Forget the detailed locations of The Lord Of The Rings or the built-to-scale replica of 19th century Manhattan in Gangs Of New York. All you need to reconstruct a Depression-era town in a remote corner of America are a few white lines on a black floorà but only if you possess the artistic daring of Lars von Trier.
Stylistically, the shadow of playwright Bertolt Brecht looms large over Dogville, and not just because the story is inspired by his song lyric, Pirate Jenny. Von Trier approaches his latest film like a Brecht play, adhering to the German's theories in near-textbook fashion by always emphasising the artifice and theatricality of the action.

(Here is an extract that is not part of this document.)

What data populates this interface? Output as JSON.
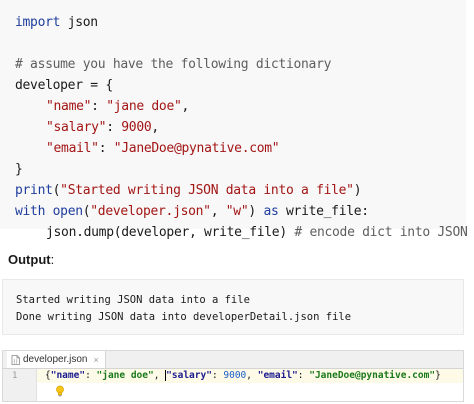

Von Trier's detractors – and there are many – will argue that this is nothing more than filmed theatre. On a very basic level, perhaps so; although if this cast were assembled on Broadway or in London's West End, the show would be a complete sell-out months in advance, so we should be thankful for any opportunity to share the experience. But Anthony Dod Mantle's digital video camera isn't simply documenting a performance. It restlessly and fearlessly intrudes into this place and into these lives. Its close-ups – capturing key emotions as they flicker across the characters' faces – are vital to describing the moral arc of the story. This is something that can only be achieved cinematically, an intensity that's impossible to render elsewhere, not even from the front row of a playhouse's stalls.
The bare 'stage' on which von Trier presents his action is also thematically relevant. If Dogville brings to mind another play, it is Thornton Wilder's Our Town, with its nostalgic chronology of a close American neighbourhood and its inhabitants. In Dogville, though, there can be no hiding place behind a white picket fence or a twitching lace curtain. Von Trier strips away walls, doors and windows. Later, he strips away the characters' niceties and social politeness.

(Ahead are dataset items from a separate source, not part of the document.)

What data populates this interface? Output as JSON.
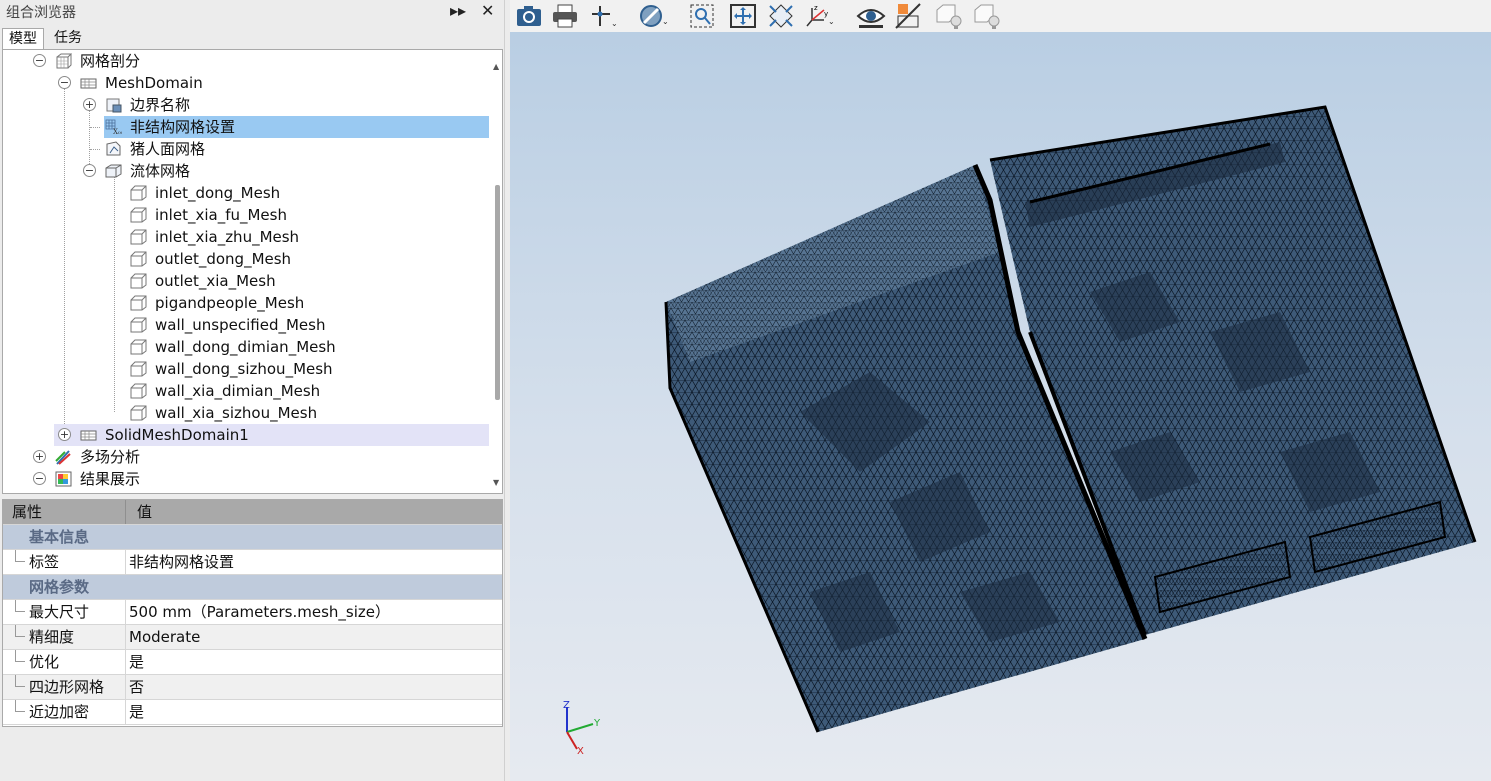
{
  "panel": {
    "title": "组合浏览器",
    "tabs": [
      "模型",
      "任务"
    ]
  },
  "tree": {
    "mesh_root": "网格剖分",
    "mesh_domain": "MeshDomain",
    "boundary_names": "边界名称",
    "unstructured_settings": "非结构网格设置",
    "pig_face_mesh": "猪人面网格",
    "fluid_mesh": "流体网格",
    "fluid_items": [
      "inlet_dong_Mesh",
      "inlet_xia_fu_Mesh",
      "inlet_xia_zhu_Mesh",
      "outlet_dong_Mesh",
      "outlet_xia_Mesh",
      "pigandpeople_Mesh",
      "wall_unspecified_Mesh",
      "wall_dong_dimian_Mesh",
      "wall_dong_sizhou_Mesh",
      "wall_xia_dimian_Mesh",
      "wall_xia_sizhou_Mesh"
    ],
    "solid_domain": "SolidMeshDomain1",
    "multiphysics": "多场分析",
    "results": "结果展示"
  },
  "props": {
    "col_property": "属性",
    "col_value": "值",
    "cat_basic": "基本信息",
    "label_key": "标签",
    "label_val": "非结构网格设置",
    "cat_mesh": "网格参数",
    "max_size_key": "最大尺寸",
    "max_size_val": "500 mm（Parameters.mesh_size）",
    "fineness_key": "精细度",
    "fineness_val": "Moderate",
    "optimize_key": "优化",
    "optimize_val": "是",
    "quad_key": "四边形网格",
    "quad_val": "否",
    "refine_key": "近边加密",
    "refine_val": "是"
  },
  "axes": {
    "z": "Z",
    "y": "Y",
    "x": "X"
  },
  "colors": {
    "selection": "#99c9f2",
    "mesh_fill": "#3e5a78",
    "view_bg_top": "#b9cee3"
  }
}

When a rape occurs at an important point in the story, neither the viewers nor the Dogville residents – washing their hands of their guilt in the comfort of their own homes – are allowed any barrier to help them avert their eyes from the harsh truth. Everyone and everything is exposed for what it truly is inside.
Another criticism frequently flung at von Trier (and one that quite often sticks) is that his treatment of female characters is almost hateful. In Breaking The Waves, The Idiots and Dancer In The Dark, sexual humiliation, unjust suffering and heart-wrenching sacrifice are all in a day's work for his heroines. So too in Dogville, although after the townsfolks' betrayal of Grace (Kidman), this time there is a stronger sense of moral retribution on the guilty rather than on the innocent.

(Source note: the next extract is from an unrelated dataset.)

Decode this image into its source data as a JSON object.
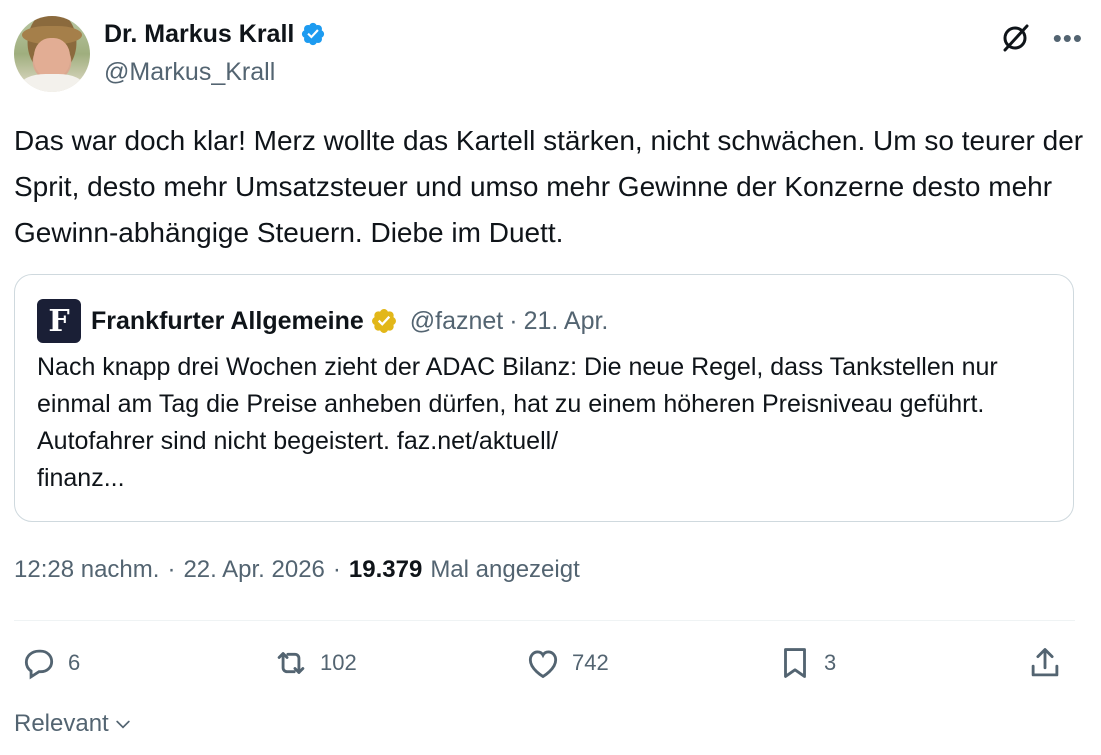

At the beginning of the film, Tom (Paul Bettany) is keen to prove that the values of a tight community are essentially good, and so persuades his neighbours to open their doors and their hearts to Grace while she flees from danger. Although America is a country that historically has prided itself on giving shelter to the oppressed, von Trier's attack on a society that will hypocritically exploit the weakest among it is surely aimed at a wider target than his supposed nemesis across the Atlantic. He is criticising anyone who knowingly turns his or her own disappointments and shortcomings into the persecution of an outsider.
In this light, Dogville raises issues that are perhaps more vital in today's world than at any other point in history, then presents them in an intellectually stimulating style. And so by all means argue that von Trier's latest is theatre and not cinema. But at least acknowledge that Dogville, in a didactic and politicised stage tradition, is a great play that shows a deep understanding of human beings as they really are.